The U.S. Supreme Court delivered a major victory for a Christian pregnancy center attempting to resist a state demand for its donor records. In a unanimous ruling, the justices of the high court ruled that First Choice Women’s Resource Centers, an ECFA member, had been injured by a subpoena from the State of New Jersey and the ministry could press its case in federal court.
New Jersey’s battle with First Choice began in the wake of the U.S. Supreme Court’s Dobbs ruling that overturned Roe v. Wade. The state attorney general’s “Reproductive Rights Strike Force” led the publishing of a consumer alert about crisis pregnancy centers that, according to the state, “are organizations that seek to prevent individuals from accessing abortion care, sometimes by providing false or misleading information about the safety and legality of abortion.” In that context, the state attorney general authorized a sweeping subpoena to First Choice demanding sensitive and confidential documents, including mounds of identifying information about the ministry’s donors.
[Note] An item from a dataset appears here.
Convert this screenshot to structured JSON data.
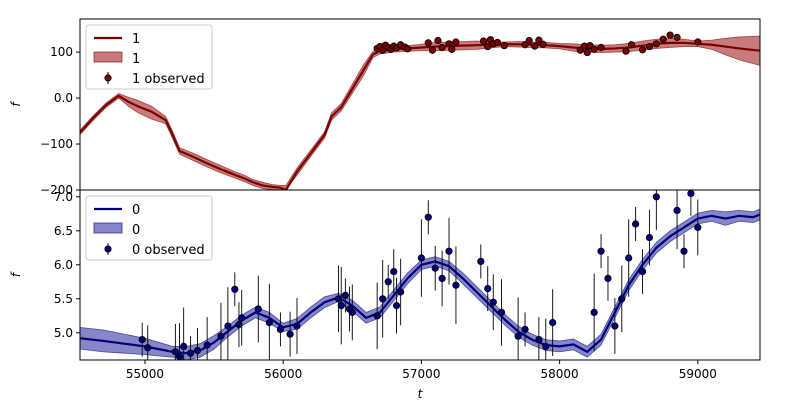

First Choice, represented by Alliance Defending Freedom (ADF), resisted this subpoena and had to escalate its case all the way to the U.S. Supreme Court because lower courts had said it was not ripe for federal review. Thankfully, all nine justices of the nation’s highest court moved to rectify this mistake.
Justice Neil Gorsuch, writing for the court, found New Jersey’s attempts to dismiss First Choice’s constitutional injury unconvincing. Citing past rulings upholding freedom of association rights, including the NAACP’s hallmark victory over Alabama in 1958 and the more recent 2021 Americans for Prosperity Foundation case against the donor disclosure demands of California, he said “the question before us all but answers itself.”
“An injury in fact does not arise only when a defendant causes a tangible harm to a plaintiff, like a physical injury or monetary loss. It can also arise when a defendant burdens a plaintiff’s constitutional rights,” wrote Gorsuch. “First Choice has established that the Attorney General’s demand for private donor information injures the group’s First Amendment associational rights.”
Among the counter-arguments Gorsuch analyzed and rejected in his ruling was New Jersey’s suggestion that a forthcoming protective order would ensure the confidentiality of any donor records turned over by First Choice. Gorsuch highlighted that no such order was in place and, even if it was, a damaging leak was possible. He also emphasized, “even taken on its own terms, this response falls short.”
“An official demand for private donor information is enough to discourage reasonable individuals from associating with a group,” Gorsuch stated. “It is enough to discourage groups from expressing dissident views.”
He added, “Just ask yourself, would it have been an answer in NAACP v. Alabama if the State’s Attorney General promised to keep the NAACP’s membership rolls to himself?”
Notably, one day after the high court delivered this unanimous rebuff, New Jersey’s attorney general went back to state court asking it to rule on the enforceability of the subpoena that triggered this saga. ADF attorney Erin Hawley suggested this was an attempt “to preempt the federal court’s review” and “disregards the Supreme Court’s ruling.” She also said it “underscores the stark reality of this case.”
“For more than two years, New Jersey state officials have targeted First Choice simply because they dislike its pro-life views,” said Hawley. “The Supreme Court sent a clear message: First Choice is entitled to its day in federal court.”
The ECFA team is monitoring this court battle and praying for victory for First Choice’s First Amendment freedoms.